It’s checkup day in Bantoli. As the children giggle and squirm under Dr. K. Sandhya’s cold stethoscope, it’s clear that, today, the doctor is also taking the pulse of TPRF’s first Food for People (FFP) facility to see how effectively it’s meeting the nutrition and health needs of the villagers it serves.
Malnutrition is a pervasive problem in rural areas such as this,” explains Sandhya, a pediatric specialist and Associate Professor of Anatomy at the Rajendra Institute of Medical Sciences in Ranchi. “Poor nutrition weakens the immune system. And when immunity is low, disease takes over.” Dr. Sandhya has been affiliated with FFP in Bantoli since before the facility opened in 2006, helping to determine which foods to serve and even the optimal height of the children’s washbasins.
“Before FFP, and when we first started, many of the children I saw were regularly suffering from respiratory infections,”the doctor remembers. “Skin problems were prevalent. Energy levels were low, which affected the children’s ability to focus and learn.”

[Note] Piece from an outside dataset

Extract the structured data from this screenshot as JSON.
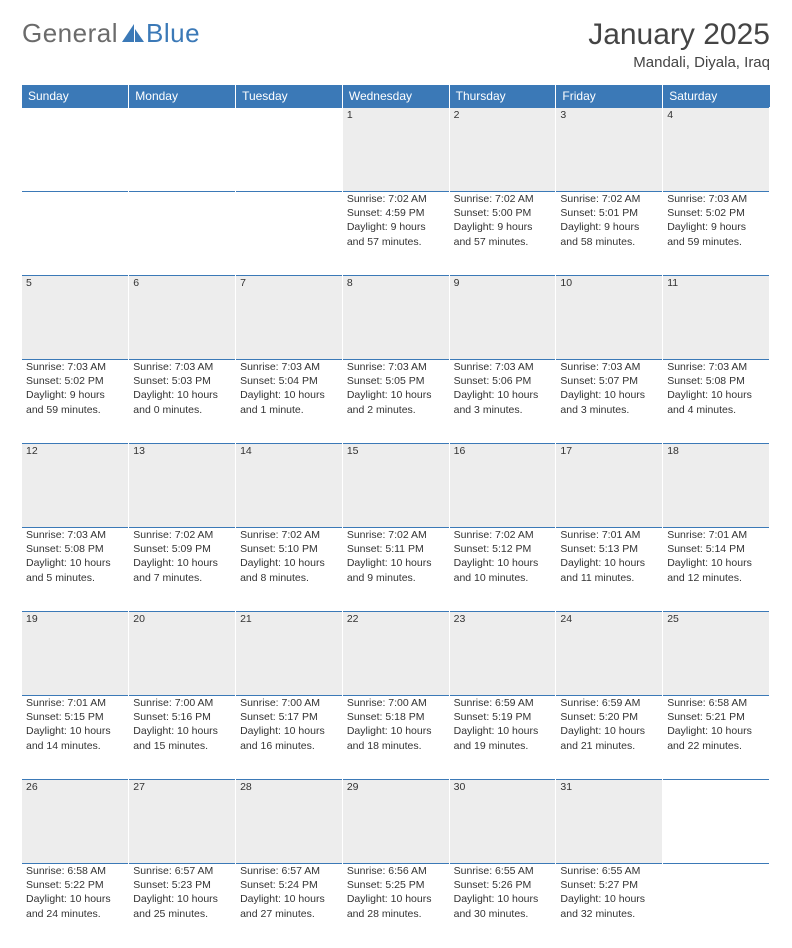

And today, after performing her general checkup of the children, including an examination of their nails and teeth, the doctor is encouraged. “Today, I saw two small girls, sisters, new to the facility. They had never been here before. One was coughing badly and they both had dermatitis.” The doctor reflects for a moment. “After examining them, along with the others who had been coming to the FFP facility for a while, I realized that I very rarely see those symptoms any more. So, yes, FFP is definitely making a difference—even in the children’s ability to socialize. When we first started, most of the children were shy and had problems even talking. Seeing these two new students today made me remember that many of the children here had those same issues before the Food for People program started in Bantoli. And now they don’t. Good hygiene and proper nutrition has made a real difference in their lives.”
As she discusses the positive changes she’s seen, a child runs up toshow her his mastery of the 11 times table. Dr. Sandhya smiles and ponders the future. “The children’s health checkups are good and our screening has been effective. But follow-up is important. These children do very well when they’re here between the ages of 8 and 12. But what about when they’re adults? Having an empirical record of what happens after these children leave our facility will better tell us where and how we can improve what we offer in these formative years.”
If today’s health checkup is any indication, the prognosis for tomorrow is very encouraging. “The children here are more open, less shy, healthier and practice better hygiene than ever before,” says the doctor looking around the FFP facility. “A lot of positive change has happened.”